The Three-Body Problem by Cixin Liu
Ken Liu, tr. New York. Tor Books. 2014. ISBN 9780765377067
In its opening pages, The Three-Body Problem plunges us into the Cultural Revolution. It is 1967. Ye Zhetai, a professor of theoretical physics at Tsinghua University, is undergoing a verbally and physically savage “struggle session” that leads to his death. His crime? Teaching ideologically reactionary subjects such as relativity, quantum mechanics, and the big bang theory. Watching is his daughter Ye Wenjie, whose view of humanity is forged by this event. Ye is sensitive, brilliant, incorruptible, and utterly convinced that the human species is irredeemably evil.
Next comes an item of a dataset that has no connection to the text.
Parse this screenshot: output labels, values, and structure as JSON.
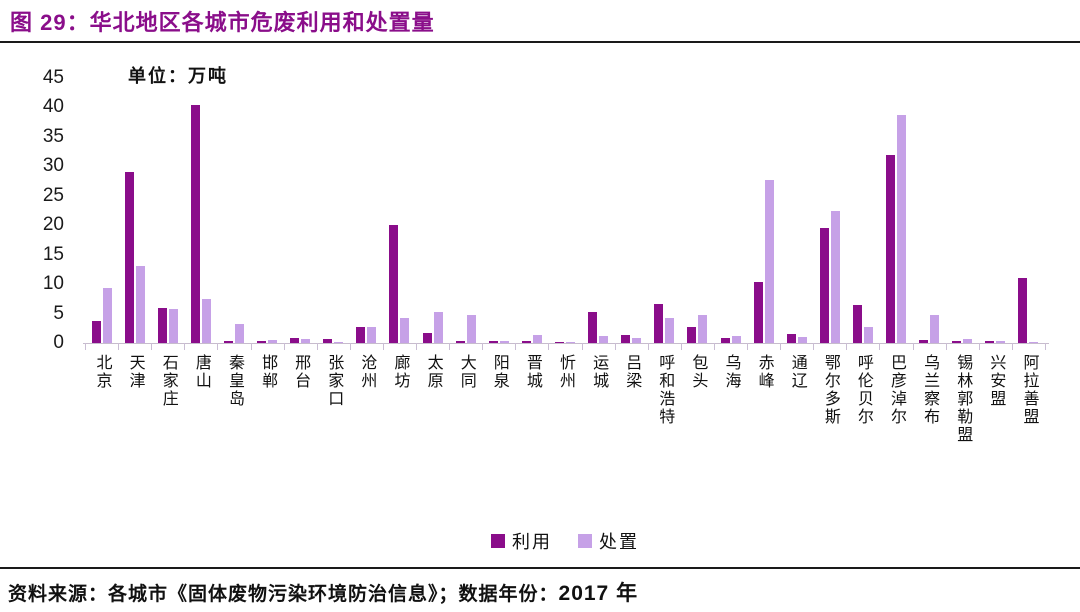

Soon thereafter Ye, an astrophysicist by training, is offered a job in a mysterious, highly secret military base. She accepts, then seemingly disappears from the novel, which jumps ahead about forty years.
In our time, nanotechnologist Wang Miao learns that the world’s most eminent scientists have been committing suicide, leaving behind cryptic and discouraging notes like “Physics has never existed, and will never exist.” Investigating, Wang discovers that the suicides were triggered by anomalous results of advanced experiments, results that bring into question fundamental laws of nature. Then Wang himself begins to experience alarming, inexplicable phenomena.
While all this is going on, Wang happens across a computer game called Three Body. He logs on—and in so doing initiates the novel’s second narrative: his avatar’s adventures in the bizarre, decidedly nonterrestrial world of the game. For a while this parallel story seems unrelated to Wang’s investigations in the real world, but the two are deeply related—and that relationship is the core of Liu’s audacious premise.
First published in China in 2006, The Three-Body Problem was an unprecedented success, as were its two successors: each sold over five hundred thousand copies, far beyond the sales of any modern Chinese SF novel since the genre appeared late in the Qing dynasty. It won a host of major awards and made Cixin Liu the authorial equivalent of a rock star. (It has its own website, 3body.net, a URL with ominous overtones for readers of the novel.)
In this country, Ken Liu’s masterful translation has been nominated for three major prizes: the Hugo, Nebula, and John W. Campbell Memorial awards, each given to the best SF novel of the year. That would be a major accomplishment for any novel; for a novel in translation by a writer very few English-speaking readers are likely to have heard of, it is phenomenal.
Interested readers, however, should know what they are getting into. First, The Three-Body Problem is the initial novel in a trilogy, cheerily entitled Remembrance of Earth’s Past. No problem. Its ending is thoroughly satisfying, even as it leaves us eager for the next volume, The Dark Forest.
Second, it is a science-fictional novel of ideas, somewhat in the tradition of mid-twentieth-century American SF. Readers seeking subtle portrayals and development of multidimensional characters should look elsewhere, as should those averse to brief expositions of ideas in contemporary physics. What The Three-Body Problem offers instead are audacious, mind-expanding extrapolations of known science, fascinating fictional commentary on the interplay of science and politics in present-day China, and storytelling on a grand, wildly ambitious scale. Such stories, if done as well as this one, can evoke a response all but unique to the genre: an awe at nature and the universe SF readers call a “sense of wonder.”